My father once said to me, when I was very young and he was as old as I am now, during one of our heated discussions, instead of the usual counter-speech: “It’s possible that you’re right. But that would mean, conversely, that almost everything I thought was right in my life was wrong. I’m too old for that. It’s too exhausting for me.” He clearly defined his comfort zone and I respected that.

Today I even understand him a bit: My Spirit Animal also seems to be a creature of habit now. When life suddenly rings at my front door and asks if I want to come out to play, I go into myself; Feel honestly into my well-trained defense mechanisms: Is there a spark of excitement? In addition to nervousness, also anticipation and curiosity about the secrets and wonders of the wilderness out there, beyond the warm cone of light from my mental and spiritual bedside lamp? Then I’m already on my way. Or do I just want the ringing to stop? Then I ignore it.

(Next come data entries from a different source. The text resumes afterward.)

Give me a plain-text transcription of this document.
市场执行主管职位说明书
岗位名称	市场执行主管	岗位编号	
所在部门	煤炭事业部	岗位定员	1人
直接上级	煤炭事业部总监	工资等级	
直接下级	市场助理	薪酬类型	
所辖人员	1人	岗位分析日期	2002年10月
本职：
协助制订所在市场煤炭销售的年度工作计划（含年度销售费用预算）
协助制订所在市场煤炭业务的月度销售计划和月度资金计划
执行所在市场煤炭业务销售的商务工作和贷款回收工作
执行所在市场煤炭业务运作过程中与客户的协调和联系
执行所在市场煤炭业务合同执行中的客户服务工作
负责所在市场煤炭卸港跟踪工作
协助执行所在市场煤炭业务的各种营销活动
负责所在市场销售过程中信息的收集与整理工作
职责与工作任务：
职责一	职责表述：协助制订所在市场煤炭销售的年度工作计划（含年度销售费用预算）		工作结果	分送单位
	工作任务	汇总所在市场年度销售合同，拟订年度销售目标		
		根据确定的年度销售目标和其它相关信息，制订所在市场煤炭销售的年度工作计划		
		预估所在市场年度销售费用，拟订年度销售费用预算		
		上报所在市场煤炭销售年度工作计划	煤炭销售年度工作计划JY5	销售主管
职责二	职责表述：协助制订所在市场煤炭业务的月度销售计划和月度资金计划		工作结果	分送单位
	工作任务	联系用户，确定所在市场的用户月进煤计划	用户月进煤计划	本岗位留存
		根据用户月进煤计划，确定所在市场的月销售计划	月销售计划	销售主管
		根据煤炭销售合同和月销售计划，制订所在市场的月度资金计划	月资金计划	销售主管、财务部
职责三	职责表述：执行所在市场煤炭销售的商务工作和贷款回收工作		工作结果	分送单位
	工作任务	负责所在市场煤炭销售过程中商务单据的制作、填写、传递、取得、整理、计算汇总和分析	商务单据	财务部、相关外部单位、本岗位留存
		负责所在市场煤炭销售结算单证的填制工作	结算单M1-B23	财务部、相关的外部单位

It’s the “why” that matters

“For real further development, there must always be an intrinsic motivation, a fire that burns inside and gives the drive to go beyond the comfort zone limits. Without a strong why, this will not succeed,” confirms Katja Gley. This is the opposite of what the global “just do it” turbo-capitalism has been saying for decades: keep moving at all costs, always meet new challenges, always want more. Who rests, rusts. No pain no gain. But how great can the rewards be for persistent growing pains? And why is it stuffy to simply remain who and where you are?

It takes at least three months outside of the usual circuits for a neural habitual mode to kick in that automatically processes everyday decisions in a way that saves stress and energy. New things first want to be normalized. It’s exciting, stimulating and exhausting. Before you change, whether internally or spatially, you should have a strong guiding principle.

“We shall see elves!” is the motivation that finally lets the hobbit, who loves his home and his peace and quiet, leave the Shire and embark on an adventure in “The Lord of the Rings”. So what could my personal elves be? Or does everything in me speak against it? Then I stay true to myself and at home, no matter how irrelevant my reasons may seem to others. Satisfied and grateful to be a comfort zone child.